Moby Dick: Amerikan Edebiyatının Başyapıtı

Moby Dick : Herman Melville : 9781853260087

Edebiyat dünyasının en ünlü giriş cümlelerinden biri olan “Bana İsmail deyin.” sözü Herman Melville’in 1851 yılında yayımlanan romanı Moby Dick’e aittir. Çoğu okuyucu tarafından sıkıcı olarak nitelendirilen kitap, analizi yapıldığında ise edebi bir şölene dönüşüyor.

Kitabın içeriğine geçmeden önce yazarımızdan kısaca bahsetmeliyiz. Melville’in kendisi de bir denizciydi ve kıtanın etrafında gemiyle dolaşarak birçok anı biriktirmişti. Aslında Melville, Moby Dick’i yazmadan önce deniz maceralarını anlattığı iki kitap yazdı: Typee ve Mardi. Yine de asıl ününü kazanması Moby Dick sayesinde oldu. Bu kitap o zamanda yazılmış diğer hiçbir kitaba benzemiyordu. Melville’in hristiyanlığı ve köleliği katı bir biçimde eleştirmesi çok sert tepkiler almasına neden oldu. Gerçek anlamda başarısını ise ancak ölümünden sonra kazanabildi. Öyle ki Nathaniel Hawthorne, Melville’i Amerika’nın Shakespeare’i olarak adlandırdı.

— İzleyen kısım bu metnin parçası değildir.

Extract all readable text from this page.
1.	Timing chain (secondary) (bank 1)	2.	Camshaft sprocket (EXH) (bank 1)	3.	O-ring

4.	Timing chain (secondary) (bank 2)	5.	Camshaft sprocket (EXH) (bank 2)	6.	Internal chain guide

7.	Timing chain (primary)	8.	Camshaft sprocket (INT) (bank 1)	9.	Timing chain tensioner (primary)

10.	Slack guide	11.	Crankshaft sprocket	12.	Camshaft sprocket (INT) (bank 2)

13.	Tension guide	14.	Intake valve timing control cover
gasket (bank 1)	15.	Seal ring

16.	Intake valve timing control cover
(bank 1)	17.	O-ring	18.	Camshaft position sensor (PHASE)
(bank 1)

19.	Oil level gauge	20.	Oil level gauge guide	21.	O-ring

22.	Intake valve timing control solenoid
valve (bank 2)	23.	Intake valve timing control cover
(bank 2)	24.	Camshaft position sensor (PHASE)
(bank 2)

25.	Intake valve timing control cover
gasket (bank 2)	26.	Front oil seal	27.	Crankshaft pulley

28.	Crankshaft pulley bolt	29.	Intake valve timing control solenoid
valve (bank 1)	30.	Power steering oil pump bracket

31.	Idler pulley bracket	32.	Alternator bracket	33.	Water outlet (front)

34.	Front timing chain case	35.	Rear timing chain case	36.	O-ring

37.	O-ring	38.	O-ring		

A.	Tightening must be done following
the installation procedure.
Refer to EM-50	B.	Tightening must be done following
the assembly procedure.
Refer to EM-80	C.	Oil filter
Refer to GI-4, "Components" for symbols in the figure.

Moby Dick kitaptaki beyaz balinamızın ismi ve hikaye de bu balina etrafında dönüyor. İsmail intihar etmekten vazgeçip hayatta kendini en iyi hissettiği yere yani denize gitmeye karar veriyor ve böylelikle Kaptan Ahab’ın liderliğini yaptığı balina avlama gemisiyle birlikte enginlere açılıyor. Genel bir balina avına çıkılsa da Ahab’ın asıl amacı daha önceki avlarında bacağını koparan Moby Dick’e ulaşmak. Kitapta Kaptan Ahab insanoğlunun hırsını ve kinini o kadar iyi bir şekilde yansıtıyor ki okuyucular böyle şiddetli bir hırs gördüklerinde “Ahab gibi hırslı” diyerek örneklendirebiliyorlar. Hikaye Ahab’ın çevresindekilerle ve hatta Tanrıyla arasındaki bağı koparacak kadar şiddetli olan intikam ateşiyle birlikte akmaya devam ediyor. Kitabı eşsiz kılan nokta ise basit bir macera kitabı olmamasıdır. Balinalar hakkında o kadar çok detay ve bilimsel bilgi var ki 19.yüzyılda yaşamış birisinin bu kadar bilgiyi nasıl öğrendiği insanı hayrete düşürüyor ve bu noktada Melville’in genel kültürü tekrar gözler önüne seriliyor. Tabii ki bu bilgiler kitabın yazıldığı dönem için doğru kabul edilse de bazıları günümüzde doğruluğunu yitirmiş bulunuyor.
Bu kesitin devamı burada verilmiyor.